Czech-Slovak relations have soured in recent days due to a dispute over mainly Syrian migrants.
The Czechs recently reintroduced checks on its border with Slovakia due to the latter’s refusal to accept returned migrants, leading Slovak Police’s President Štefan Hamran to accuse the Czech police of trafficking. Czechia’s Interior Minister Vít Rakušan said, however, that it was an isolated incident.
“They pick up migrants and transport them to the border. We even had a case where they brought them over the border, 200 meters, and put illegal migrants on the territory of the Slovak Republic. That is trafficking,” Hamran said on Friday.

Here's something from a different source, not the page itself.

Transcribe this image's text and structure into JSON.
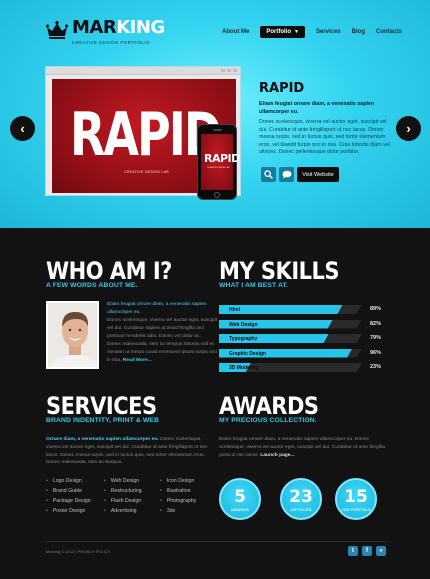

It happened once at the beginning of inspections, Minister of the Interior Vít Rakušan said on Monday.
Border controls, which Prague started at the end of September due to illegal migration, are supposed to last until Dec. 12. Because of the long waiting periods, transport workers have already begun to strike. Some residents of the villages on the Czech side of the border are not satisfied either and complain about the arriving migrants.
Answering in more detail the question about the incident, Rakušan said that clear instructions were given, so something like that does not happen again.
“I would like to explain the practicalities of what is being referred to as a crazy incident,” the Czech interior minister said. “Our policemen would have to release the detainees from the vehicle in the middle of the bridge where the border runs, but the Slovak side was not waiting there to take over these immigrants. It was dangerous to release them in the middle of the bridge, where vehicles drive, so they were released at a safe place about 100 meters beyond the border,” he added.
Rakušan wants a meeting on how to interpret the readmission agreement. The incident happened because there was no response from the Slovak side, even though the Czech side reported that it would be handing the migrants over.
Rakušan also answered the question of whether the strict border controls with Slovakia have the appropriate effect.
“They certainly have — the onslaught on the German-Czech border has significantly decreased. During readmissions, we are managing to return large numbers of people to the Slovak side, so this measure certainly fulfilled its purpose,” he said.
“Of course, there will be photos showing someone crossing the green line and the like. We don’t have barbed wire; we don’t want barbed wire. We have certain personnel capacities. Nobody is claiming that we will not let in a single person ever again,” Rakušan added.
Rakušan noted that around 100 traffickers have been detained so far.
No plan to expand asylum facilities
“The situation is not easy for Slovakia, but it is not easy for the Czech Republic either. It costs us money,” Rakušan noted. “At the time of the introduction of border controls, we had over 300 detained immigrants per day, while Slovakia had less than 200 detained per week. That obviously showed the different approaches — and I am not criticizing them now — of the Slovak and Czech police, and it clearly showed where the migration flows are heading.”
Asylum facilities in the Czech Republic are overcrowded, and Rakušan said they are being expanded to the current maximum, but any major expansion would be out of place.
“We dealt with the situation at the main railway station in Prague, which was not good, but there is a difference from the arrivals from Ukraine — these were people who wanted some help, who wanted to stay here, who wanted the state to somehow take care of them here. In the case of this group of immigrants, the interest is completely different. They do not want any contact with our state. For them, we are a transit country, and they want to get further,” Rakušan said.
The Czech interior minister noted that protecting the external EU border along the Balkan route is imperative.
“If we manage to protect the external border and reduce the number of arrivals, then the interest in passing through the Czech Republic will also decrease.
“Again, I stress ‘pass,’ those people don’t want to stay here. They do not apply for residence status here; they do not apply for asylum. They want to continue through the Czech Republic.”